TRATAMIENTO ANTIMICROBIANO Se puede realizar de dos formas: - Tratamiento empírico: basado en la experiencia previa. Se acepta en una serie de situaciones, siendo recomendable solo en algunos casos: • Enfermedad causada por una única bacteria, de sensibilidad conocida y estable (<5% de prevalencia de cepas resistentes). Un ejemplo sería la sífilis.
• Enfermedades leves, con tratamiento establecido de buena probabilidad de éxito.
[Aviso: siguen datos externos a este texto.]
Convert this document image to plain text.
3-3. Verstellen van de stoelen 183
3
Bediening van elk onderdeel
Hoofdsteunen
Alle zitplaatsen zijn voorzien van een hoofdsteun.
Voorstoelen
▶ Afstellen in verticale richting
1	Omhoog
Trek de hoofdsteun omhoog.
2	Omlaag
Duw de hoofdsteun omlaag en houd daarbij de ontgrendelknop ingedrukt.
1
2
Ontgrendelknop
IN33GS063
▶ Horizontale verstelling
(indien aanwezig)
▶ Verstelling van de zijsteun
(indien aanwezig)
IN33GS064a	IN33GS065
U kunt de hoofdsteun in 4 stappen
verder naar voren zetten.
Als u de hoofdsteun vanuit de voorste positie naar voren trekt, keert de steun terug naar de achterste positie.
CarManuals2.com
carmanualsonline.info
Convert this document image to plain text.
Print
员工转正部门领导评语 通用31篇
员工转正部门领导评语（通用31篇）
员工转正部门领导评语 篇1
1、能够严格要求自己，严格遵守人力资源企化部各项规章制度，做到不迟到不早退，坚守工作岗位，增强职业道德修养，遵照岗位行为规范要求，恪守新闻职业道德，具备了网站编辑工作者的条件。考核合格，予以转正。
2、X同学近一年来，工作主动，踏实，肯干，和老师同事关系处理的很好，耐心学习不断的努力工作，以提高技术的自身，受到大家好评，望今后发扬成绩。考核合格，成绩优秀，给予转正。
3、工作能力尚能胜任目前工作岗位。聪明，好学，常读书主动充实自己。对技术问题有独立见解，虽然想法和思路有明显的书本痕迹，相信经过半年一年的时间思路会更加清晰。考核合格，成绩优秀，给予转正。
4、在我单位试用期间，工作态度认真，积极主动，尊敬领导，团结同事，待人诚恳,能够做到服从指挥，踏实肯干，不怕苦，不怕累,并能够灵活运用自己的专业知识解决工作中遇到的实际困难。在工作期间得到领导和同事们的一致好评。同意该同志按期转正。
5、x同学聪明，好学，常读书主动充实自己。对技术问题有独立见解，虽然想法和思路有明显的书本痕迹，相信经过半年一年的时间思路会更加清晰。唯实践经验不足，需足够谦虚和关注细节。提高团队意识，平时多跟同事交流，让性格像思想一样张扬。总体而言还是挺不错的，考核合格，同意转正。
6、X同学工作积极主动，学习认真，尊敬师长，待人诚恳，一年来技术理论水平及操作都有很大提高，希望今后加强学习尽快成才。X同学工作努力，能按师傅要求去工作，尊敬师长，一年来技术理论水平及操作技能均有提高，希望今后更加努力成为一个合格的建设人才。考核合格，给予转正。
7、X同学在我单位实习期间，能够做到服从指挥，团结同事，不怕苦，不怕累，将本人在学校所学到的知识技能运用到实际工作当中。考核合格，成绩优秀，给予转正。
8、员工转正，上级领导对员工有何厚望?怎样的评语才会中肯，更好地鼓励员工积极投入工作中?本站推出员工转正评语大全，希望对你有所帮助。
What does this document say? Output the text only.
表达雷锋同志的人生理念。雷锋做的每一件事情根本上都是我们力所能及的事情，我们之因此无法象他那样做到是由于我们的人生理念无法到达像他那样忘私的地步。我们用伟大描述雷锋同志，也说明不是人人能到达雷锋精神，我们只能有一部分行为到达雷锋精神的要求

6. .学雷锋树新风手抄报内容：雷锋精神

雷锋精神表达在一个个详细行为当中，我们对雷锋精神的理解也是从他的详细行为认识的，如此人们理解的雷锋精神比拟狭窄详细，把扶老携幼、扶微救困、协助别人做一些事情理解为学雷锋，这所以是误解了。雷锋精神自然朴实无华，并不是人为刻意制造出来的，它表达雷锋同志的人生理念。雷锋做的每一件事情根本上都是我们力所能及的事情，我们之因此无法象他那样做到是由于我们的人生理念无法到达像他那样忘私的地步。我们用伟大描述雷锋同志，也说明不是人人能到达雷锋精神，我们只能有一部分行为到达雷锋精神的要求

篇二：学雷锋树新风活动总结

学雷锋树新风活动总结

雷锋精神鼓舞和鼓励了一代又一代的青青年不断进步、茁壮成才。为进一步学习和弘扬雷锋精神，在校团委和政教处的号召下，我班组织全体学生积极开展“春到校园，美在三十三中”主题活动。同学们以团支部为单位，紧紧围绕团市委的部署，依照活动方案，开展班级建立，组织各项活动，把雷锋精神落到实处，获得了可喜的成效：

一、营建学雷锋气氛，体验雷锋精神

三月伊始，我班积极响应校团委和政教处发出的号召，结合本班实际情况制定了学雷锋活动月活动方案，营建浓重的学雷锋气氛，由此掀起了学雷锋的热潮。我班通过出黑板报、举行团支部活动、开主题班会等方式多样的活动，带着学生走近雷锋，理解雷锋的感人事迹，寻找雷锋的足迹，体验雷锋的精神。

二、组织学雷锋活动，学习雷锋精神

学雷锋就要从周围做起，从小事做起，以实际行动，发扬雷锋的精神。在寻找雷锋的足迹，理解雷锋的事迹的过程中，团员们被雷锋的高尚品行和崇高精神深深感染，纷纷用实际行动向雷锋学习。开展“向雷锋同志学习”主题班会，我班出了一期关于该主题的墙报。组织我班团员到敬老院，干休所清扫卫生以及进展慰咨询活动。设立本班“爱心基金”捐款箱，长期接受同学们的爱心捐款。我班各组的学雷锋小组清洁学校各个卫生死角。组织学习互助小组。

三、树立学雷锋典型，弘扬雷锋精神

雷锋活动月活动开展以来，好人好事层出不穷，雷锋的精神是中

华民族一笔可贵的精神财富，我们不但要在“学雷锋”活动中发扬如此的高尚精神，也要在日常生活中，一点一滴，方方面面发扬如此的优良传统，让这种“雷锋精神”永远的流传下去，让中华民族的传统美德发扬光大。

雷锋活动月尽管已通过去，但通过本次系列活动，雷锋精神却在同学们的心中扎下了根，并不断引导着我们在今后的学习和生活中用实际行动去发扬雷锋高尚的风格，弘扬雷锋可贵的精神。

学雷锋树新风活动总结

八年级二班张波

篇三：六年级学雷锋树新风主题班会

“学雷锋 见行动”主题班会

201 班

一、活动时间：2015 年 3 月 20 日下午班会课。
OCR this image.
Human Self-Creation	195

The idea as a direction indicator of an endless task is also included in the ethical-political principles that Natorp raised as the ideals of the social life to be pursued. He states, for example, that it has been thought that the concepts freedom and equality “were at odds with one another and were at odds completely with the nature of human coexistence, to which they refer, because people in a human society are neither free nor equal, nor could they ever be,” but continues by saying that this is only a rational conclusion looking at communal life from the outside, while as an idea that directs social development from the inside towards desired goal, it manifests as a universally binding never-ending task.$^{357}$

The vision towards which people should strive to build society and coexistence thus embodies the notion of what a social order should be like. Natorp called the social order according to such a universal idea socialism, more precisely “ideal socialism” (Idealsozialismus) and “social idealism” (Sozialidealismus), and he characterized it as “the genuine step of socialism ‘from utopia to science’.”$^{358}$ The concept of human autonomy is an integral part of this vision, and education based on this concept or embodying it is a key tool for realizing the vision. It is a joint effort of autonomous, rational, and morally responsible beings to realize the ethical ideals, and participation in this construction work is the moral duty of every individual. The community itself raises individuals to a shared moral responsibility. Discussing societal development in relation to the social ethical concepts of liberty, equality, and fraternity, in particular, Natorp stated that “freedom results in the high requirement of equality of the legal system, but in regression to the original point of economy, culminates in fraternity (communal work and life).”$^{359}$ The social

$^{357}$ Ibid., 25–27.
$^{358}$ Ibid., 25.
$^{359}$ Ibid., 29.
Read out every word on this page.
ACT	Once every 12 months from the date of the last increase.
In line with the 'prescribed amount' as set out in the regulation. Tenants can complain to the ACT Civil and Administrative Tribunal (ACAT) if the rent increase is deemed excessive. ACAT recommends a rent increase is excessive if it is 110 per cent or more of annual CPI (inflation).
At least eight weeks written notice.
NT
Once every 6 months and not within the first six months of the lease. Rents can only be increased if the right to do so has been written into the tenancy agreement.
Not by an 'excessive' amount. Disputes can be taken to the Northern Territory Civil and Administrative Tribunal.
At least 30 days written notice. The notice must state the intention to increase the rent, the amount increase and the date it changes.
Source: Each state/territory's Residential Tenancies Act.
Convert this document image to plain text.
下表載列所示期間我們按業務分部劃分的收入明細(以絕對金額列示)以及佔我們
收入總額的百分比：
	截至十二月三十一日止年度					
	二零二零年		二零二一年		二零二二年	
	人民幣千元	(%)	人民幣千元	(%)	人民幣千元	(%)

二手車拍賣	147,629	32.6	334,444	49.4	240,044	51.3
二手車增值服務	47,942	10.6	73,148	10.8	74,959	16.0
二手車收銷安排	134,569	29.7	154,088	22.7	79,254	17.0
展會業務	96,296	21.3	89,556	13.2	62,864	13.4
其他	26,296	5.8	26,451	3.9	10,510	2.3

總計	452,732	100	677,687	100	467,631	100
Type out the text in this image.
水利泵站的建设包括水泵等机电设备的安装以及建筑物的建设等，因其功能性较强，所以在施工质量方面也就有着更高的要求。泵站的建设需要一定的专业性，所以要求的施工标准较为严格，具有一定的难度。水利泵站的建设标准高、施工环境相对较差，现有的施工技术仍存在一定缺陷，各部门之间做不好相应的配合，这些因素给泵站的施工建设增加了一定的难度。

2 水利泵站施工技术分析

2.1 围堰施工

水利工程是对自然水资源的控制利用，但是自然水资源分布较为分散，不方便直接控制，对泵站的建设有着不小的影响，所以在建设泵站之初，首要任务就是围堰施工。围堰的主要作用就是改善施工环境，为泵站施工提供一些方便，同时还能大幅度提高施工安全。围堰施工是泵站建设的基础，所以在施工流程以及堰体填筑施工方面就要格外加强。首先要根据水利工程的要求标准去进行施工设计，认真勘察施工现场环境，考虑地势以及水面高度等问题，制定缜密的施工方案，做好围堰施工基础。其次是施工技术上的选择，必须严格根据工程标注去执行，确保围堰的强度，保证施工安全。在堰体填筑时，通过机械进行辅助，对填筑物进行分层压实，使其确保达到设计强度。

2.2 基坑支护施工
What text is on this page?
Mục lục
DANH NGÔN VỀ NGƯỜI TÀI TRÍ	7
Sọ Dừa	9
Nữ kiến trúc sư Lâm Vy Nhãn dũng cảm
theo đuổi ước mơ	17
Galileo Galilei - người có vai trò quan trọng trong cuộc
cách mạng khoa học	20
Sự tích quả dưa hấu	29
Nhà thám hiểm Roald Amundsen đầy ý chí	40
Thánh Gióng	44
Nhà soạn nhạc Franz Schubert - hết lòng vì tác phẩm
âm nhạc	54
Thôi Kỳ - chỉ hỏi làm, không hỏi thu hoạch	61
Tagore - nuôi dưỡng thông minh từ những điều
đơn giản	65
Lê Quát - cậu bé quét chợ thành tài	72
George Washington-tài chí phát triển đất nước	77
Por ejemplo, una infección urinaria no complicada o cistitis.
• Tratamiento inicial, hasta conocer los resultados del laboratorio: cobertura de los patógenos y sus resistencias previsibles. Se utilizan antibióticos de amplio espectro o asociación de 2 o 3. Es importante tener una idea de qué microorganismos pueden estar causando la infección.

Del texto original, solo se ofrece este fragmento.